An attachment, of course, speaks only as of the time the levy is made. Nevertheless, the court has reached the conclusion that in the situation here presented the levy was effective although *430the bill of lading was not surrendered to the carrier until approximately two hours after the service of the warrant of attachment and of the notice describing the property. It is as if the service of these papers and the surrender of the bill of lading were effected simultaneously and the intervening fraction of a day is to be disregarded. (Cf. Hughes v. Patton, 12 Wend. 234; Rusk v. Van Benschoten, 1 How. Pr. 149.) The surrender of the bill of lading and the service of the warrant of attachment are not ceremonies, to be ritualistically performed, in that order. True, the service of the warrant and the surrender of the bill of lading should be at least concurrent, but, for all practical purposes, they were concurrent here. Surely no one would suppose that a levy would ordinarily be ineffective if the bill of lading were delivered five minutes after the sheriff served the warrant. The period of two hours which intervened here made no practical difference. The goods were in the same place at five o’clock in the afternoon in which they were at three o’clock, the relationship of the parties to the goods had not changed and no rights of third parties had intervened.

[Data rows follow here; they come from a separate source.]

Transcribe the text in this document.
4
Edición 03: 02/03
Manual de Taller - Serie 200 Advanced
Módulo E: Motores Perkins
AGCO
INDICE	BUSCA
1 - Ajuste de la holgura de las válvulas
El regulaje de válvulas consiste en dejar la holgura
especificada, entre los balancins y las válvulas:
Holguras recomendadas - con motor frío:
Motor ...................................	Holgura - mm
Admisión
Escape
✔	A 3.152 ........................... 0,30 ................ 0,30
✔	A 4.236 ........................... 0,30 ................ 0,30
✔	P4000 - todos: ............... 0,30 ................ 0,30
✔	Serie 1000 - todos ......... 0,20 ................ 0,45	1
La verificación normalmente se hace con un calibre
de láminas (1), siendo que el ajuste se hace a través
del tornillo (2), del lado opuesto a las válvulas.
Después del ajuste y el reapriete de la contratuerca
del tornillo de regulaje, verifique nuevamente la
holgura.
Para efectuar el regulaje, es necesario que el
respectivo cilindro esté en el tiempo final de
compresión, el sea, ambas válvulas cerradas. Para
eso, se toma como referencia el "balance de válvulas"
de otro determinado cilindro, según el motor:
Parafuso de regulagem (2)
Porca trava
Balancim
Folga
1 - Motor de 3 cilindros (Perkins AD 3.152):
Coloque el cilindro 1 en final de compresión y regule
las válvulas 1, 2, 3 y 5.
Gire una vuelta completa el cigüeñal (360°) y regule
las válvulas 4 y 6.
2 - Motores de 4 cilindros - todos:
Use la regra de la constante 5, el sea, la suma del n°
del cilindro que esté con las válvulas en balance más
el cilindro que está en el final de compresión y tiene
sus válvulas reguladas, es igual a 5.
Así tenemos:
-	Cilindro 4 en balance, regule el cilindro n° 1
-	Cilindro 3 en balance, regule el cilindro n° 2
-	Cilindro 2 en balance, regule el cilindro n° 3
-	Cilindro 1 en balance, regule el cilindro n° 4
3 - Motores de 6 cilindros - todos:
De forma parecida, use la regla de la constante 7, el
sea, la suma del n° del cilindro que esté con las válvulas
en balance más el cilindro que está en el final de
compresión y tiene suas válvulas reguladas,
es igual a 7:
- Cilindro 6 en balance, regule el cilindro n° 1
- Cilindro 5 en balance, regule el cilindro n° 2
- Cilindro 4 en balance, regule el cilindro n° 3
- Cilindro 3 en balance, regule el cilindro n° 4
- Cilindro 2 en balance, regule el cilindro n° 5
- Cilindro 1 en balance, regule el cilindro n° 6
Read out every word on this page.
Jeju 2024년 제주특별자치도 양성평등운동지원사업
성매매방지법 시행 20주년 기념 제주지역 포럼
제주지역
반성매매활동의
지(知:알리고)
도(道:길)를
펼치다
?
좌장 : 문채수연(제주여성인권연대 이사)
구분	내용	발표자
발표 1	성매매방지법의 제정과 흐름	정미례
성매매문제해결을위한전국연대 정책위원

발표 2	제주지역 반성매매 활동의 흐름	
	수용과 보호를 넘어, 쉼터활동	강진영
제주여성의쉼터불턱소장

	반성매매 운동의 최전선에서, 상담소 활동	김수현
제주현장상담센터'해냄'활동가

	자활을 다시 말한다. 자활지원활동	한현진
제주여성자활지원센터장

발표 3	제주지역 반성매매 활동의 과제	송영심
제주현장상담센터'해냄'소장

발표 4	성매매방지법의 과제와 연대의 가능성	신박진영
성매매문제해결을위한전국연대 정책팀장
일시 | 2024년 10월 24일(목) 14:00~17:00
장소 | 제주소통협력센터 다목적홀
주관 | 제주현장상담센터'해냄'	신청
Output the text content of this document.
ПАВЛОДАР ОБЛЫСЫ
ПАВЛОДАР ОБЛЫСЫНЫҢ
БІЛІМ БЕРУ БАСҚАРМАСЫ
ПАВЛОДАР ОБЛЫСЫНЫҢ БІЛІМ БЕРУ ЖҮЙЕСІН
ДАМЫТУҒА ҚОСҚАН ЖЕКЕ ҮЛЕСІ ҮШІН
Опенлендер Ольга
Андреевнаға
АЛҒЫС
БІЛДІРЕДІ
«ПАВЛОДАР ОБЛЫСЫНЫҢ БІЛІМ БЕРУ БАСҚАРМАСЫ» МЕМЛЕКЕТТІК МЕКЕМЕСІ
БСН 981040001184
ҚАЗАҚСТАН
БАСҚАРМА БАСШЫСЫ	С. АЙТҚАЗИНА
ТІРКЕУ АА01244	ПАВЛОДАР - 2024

To summarize: The sheriff could not have actually seized the goods at three o’clock in the afternoon, for the following reasons: (1) The goods were then in the possession of the customs officials; (2) there was an outstanding negotiable order bill of lading. He could, nevertheless, and did, make a levy in the manner prescribed in subdivision 3 of section 917 of the Civil Practice Act. But that levy was not complete without surrender to the defendant carrier of the bill of lading. The surrender, when it occurred, was practically and reasonably coincidental with the service of the warrant of attachment, and the levy was thus made perfect.
Judgment may be entered in favor of the plaintiff and against the defendant Italian Line, Cosulich Societa Triestina Di Navigazione, in the sum of $1,440.43, with interest thereon from October 22, 1935, the date of the entry of the judgment in the attachment suit, together with taxable costs and disbursements.